3. The `effective_time` is recorded for each drug as a date in the format `yyyymmdd`, for example, June 1, 1992 would be recorded as `19920601`. What is the earliest recorded date?

In [None]:
# Put your code to answer the question here

### Answer 6
Write your answer here if not printed above

### Question 7 (6 points)

Below we use the Pandas `read_json` function to import the `FDADrugLabel.json` file into a Pandas dataframe `label_df`.

In [None]:
# Run but do not modify this code
import pandas as pd
label_df = pd.read_json("FDADrugLabel.json")
label_df.head()

Use the dataframe to answer the following questions. 

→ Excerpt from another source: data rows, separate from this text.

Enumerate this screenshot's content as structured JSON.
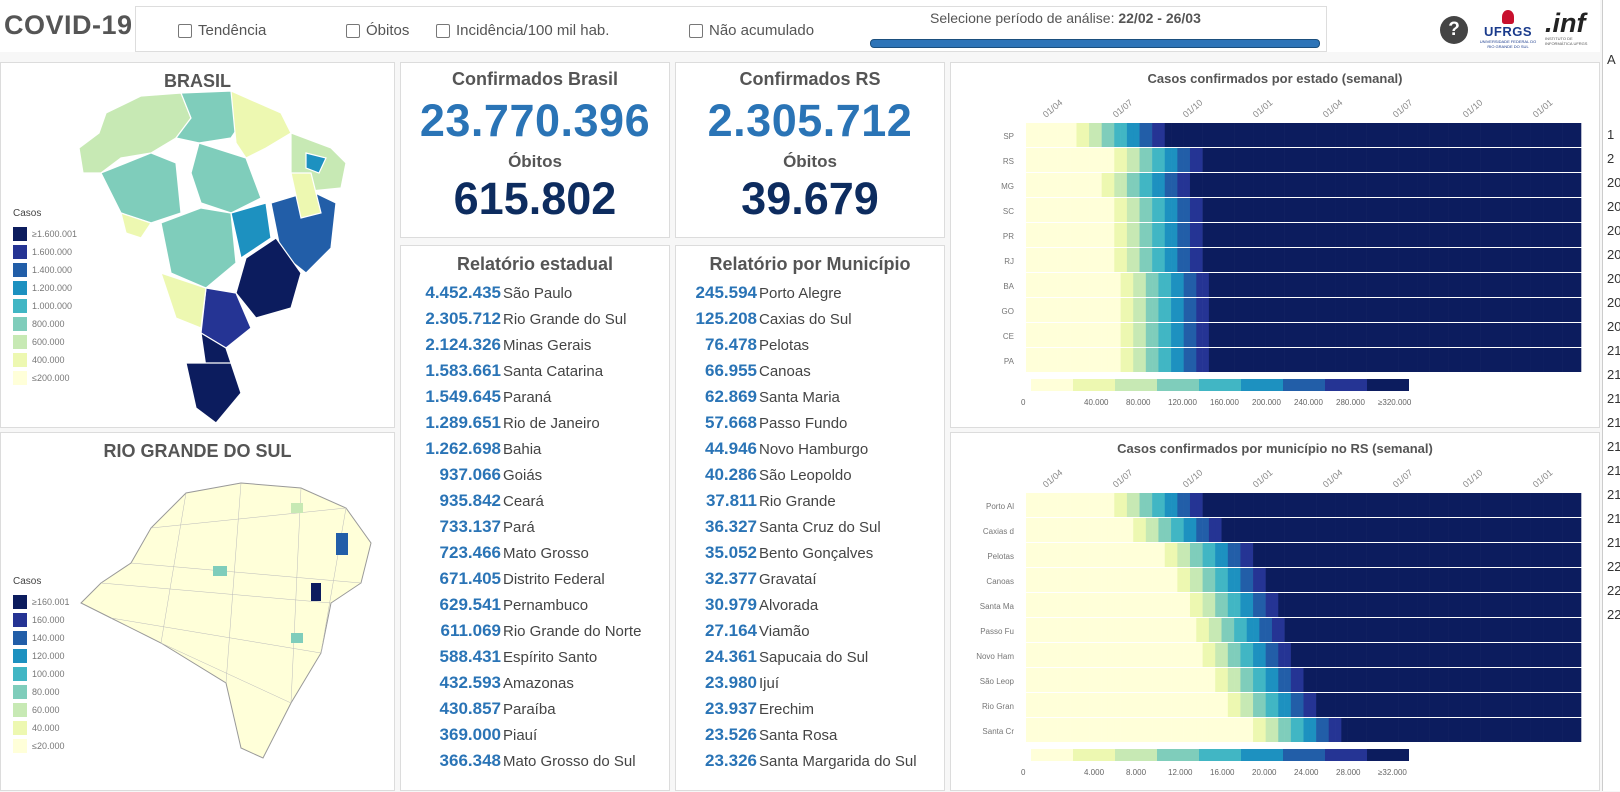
{
  "app": {
    "title": "COVID-19"
  },
  "filters": {
    "tendencia": "Tendência",
    "obitos": "Óbitos",
    "incidencia": "Incidência/100 mil hab.",
    "nao_acumulado": "Não acumulado",
    "period_label": "Selecione período de análise:",
    "period_value": "22/02 - 26/03"
  },
  "logos": {
    "ufrgs": "UFRGS",
    "ufrgs_sub": "UNIVERSIDADE FEDERAL DO RIO GRANDE DO SUL",
    "inf": ".inf",
    "inf_sub": "INSTITUTO DE INFORMÁTICA UFRGS"
  },
  "help": "?",
  "brasil_map": {
    "title": "BRASIL",
    "legend_title": "Casos",
    "legend": [
      "≥1.600.001",
      "1.600.000",
      "1.400.000",
      "1.200.000",
      "1.000.000",
      "800.000",
      "600.000",
      "400.000",
      "≤200.000"
    ]
  },
  "rs_map": {
    "title": "RIO GRANDE DO SUL",
    "legend_title": "Casos",
    "legend": [
      "≥160.001",
      "160.000",
      "140.000",
      "120.000",
      "100.000",
      "80.000",
      "60.000",
      "40.000",
      "≤20.000"
    ]
  },
  "legend_colors": [
    "#0c1c5e",
    "#253494",
    "#225ea8",
    "#1d91c0",
    "#41b6c4",
    "#7fcdbb",
    "#c7e9b4",
    "#edf8b1",
    "#ffffd9"
  ],
  "kpi_brasil": {
    "title": "Confirmados Brasil",
    "confirmados": "23.770.396",
    "obitos_label": "Óbitos",
    "obitos": "615.802"
  },
  "kpi_rs": {
    "title": "Confirmados RS",
    "confirmados": "2.305.712",
    "obitos_label": "Óbitos",
    "obitos": "39.679"
  },
  "relatorio_estadual": {
    "title": "Relatório estadual",
    "rows": [
      {
        "value": "4.452.435",
        "name": "São Paulo"
      },
      {
        "value": "2.305.712",
        "name": "Rio Grande do Sul"
      },
      {
        "value": "2.124.326",
        "name": "Minas Gerais"
      },
      {
        "value": "1.583.661",
        "name": "Santa Catarina"
      },
      {
        "value": "1.549.645",
        "name": "Paraná"
      },
      {
        "value": "1.289.651",
        "name": "Rio de Janeiro"
      },
      {
        "value": "1.262.698",
        "name": "Bahia"
      },
      {
        "value": "937.066",
        "name": "Goiás"
      },
      {
        "value": "935.842",
        "name": "Ceará"
      },
      {
        "value": "733.137",
        "name": "Pará"
      },
      {
        "value": "723.466",
        "name": "Mato Grosso"
      },
      {
        "value": "671.405",
        "name": "Distrito Federal"
      },
      {
        "value": "629.541",
        "name": "Pernambuco"
      },
      {
        "value": "611.069",
        "name": "Rio Grande do Norte"
      },
      {
        "value": "588.431",
        "name": "Espírito Santo"
      },
      {
        "value": "432.593",
        "name": "Amazonas"
      },
      {
        "value": "430.857",
        "name": "Paraíba"
      },
      {
        "value": "369.000",
        "name": "Piauí"
      },
      {
        "value": "366.348",
        "name": "Mato Grosso do Sul"
      }
    ]
  },
  "relatorio_municipio": {
    "title": "Relatório por Município",
    "rows": [
      {
        "value": "245.594",
        "name": "Porto Alegre"
      },
      {
        "value": "125.208",
        "name": "Caxias do Sul"
      },
      {
        "value": "76.478",
        "name": "Pelotas"
      },
      {
        "value": "66.955",
        "name": "Canoas"
      },
      {
        "value": "62.869",
        "name": "Santa Maria"
      },
      {
        "value": "57.668",
        "name": "Passo Fundo"
      },
      {
        "value": "44.946",
        "name": "Novo Hamburgo"
      },
      {
        "value": "40.286",
        "name": "São Leopoldo"
      },
      {
        "value": "37.811",
        "name": "Rio Grande"
      },
      {
        "value": "36.327",
        "name": "Santa Cruz do Sul"
      },
      {
        "value": "35.052",
        "name": "Bento Gonçalves"
      },
      {
        "value": "32.377",
        "name": "Gravataí"
      },
      {
        "value": "30.979",
        "name": "Alvorada"
      },
      {
        "value": "27.164",
        "name": "Viamão"
      },
      {
        "value": "24.361",
        "name": "Sapucaia do Sul"
      },
      {
        "value": "23.980",
        "name": "Ijuí"
      },
      {
        "value": "23.937",
        "name": "Erechim"
      },
      {
        "value": "23.526",
        "name": "Santa Rosa"
      },
      {
        "value": "23.326",
        "name": "Santa Margarida do Sul"
      }
    ]
  },
  "heatmap_estados": {
    "title": "Casos confirmados por estado (semanal)",
    "x_ticks": [
      "01/04",
      "01/07",
      "01/10",
      "01/01",
      "01/04",
      "01/07",
      "01/10",
      "01/01"
    ],
    "rows": [
      "SP",
      "RS",
      "MG",
      "SC",
      "PR",
      "RJ",
      "BA",
      "GO",
      "CE",
      "PA"
    ],
    "legend": [
      "0",
      "40.000",
      "80.000",
      "120.000",
      "160.000",
      "200.000",
      "240.000",
      "280.000",
      "≥320.000"
    ]
  },
  "heatmap_municipios": {
    "title": "Casos confirmados por município no RS (semanal)",
    "x_ticks": [
      "01/04",
      "01/07",
      "01/10",
      "01/01",
      "01/04",
      "01/07",
      "01/10",
      "01/01"
    ],
    "rows": [
      "Porto Al",
      "Caxias d",
      "Pelotas",
      "Canoas",
      "Santa Ma",
      "Passo Fu",
      "Novo Ham",
      "São Leop",
      "Rio Gran",
      "Santa Cr"
    ],
    "legend": [
      "0",
      "4.000",
      "8.000",
      "12.000",
      "16.000",
      "20.000",
      "24.000",
      "28.000",
      "≥32.000"
    ]
  },
  "right_partial": {
    "top": "A",
    "rows": [
      "1",
      "2",
      "20",
      "20",
      "20",
      "20",
      "20",
      "20",
      "20",
      "21",
      "21",
      "21",
      "21",
      "21",
      "21",
      "21",
      "21",
      "21",
      "22",
      "22",
      "22"
    ]
  }
}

1. What happens if you call `label_df.dropna()` (with no optional parameters) to remove the null values? Why? 
2. Which of `label_df`'s columns contains data for every row? You might answer this using the `label_df.dropna()` method to keep all of the rows but remove any of the columns that have any missing data, but do not modify the `label_df` dataframe itself. 
3. Filter the dataframe to the rows that are missing data for `active_ingredient`, then show those rows (if `my_view` is a dataframe view you have computed by filtering the data, you can simply put `my_view` as the last line of a cell and run it to get a tabular rendering of the rows in Jupyter). You may find the Pandas `isnull` method useful, you can see it's [documentation here](https://pandas.pydata.org/pandas-docs/stable/reference/api/pandas.isnull.html).

In [None]:
# Put your code to answer the question here

### Answer 7
Write your answer here if not printed above

For item 1, calling `label_df.dropna()` returns a dataframe with no rows, i.e., with all of the data removed. This happens because the default is for `dropna()` to drop every *row* containing *any* missing data, and each row in the `label_df` dataframe has at least one piece of missing data.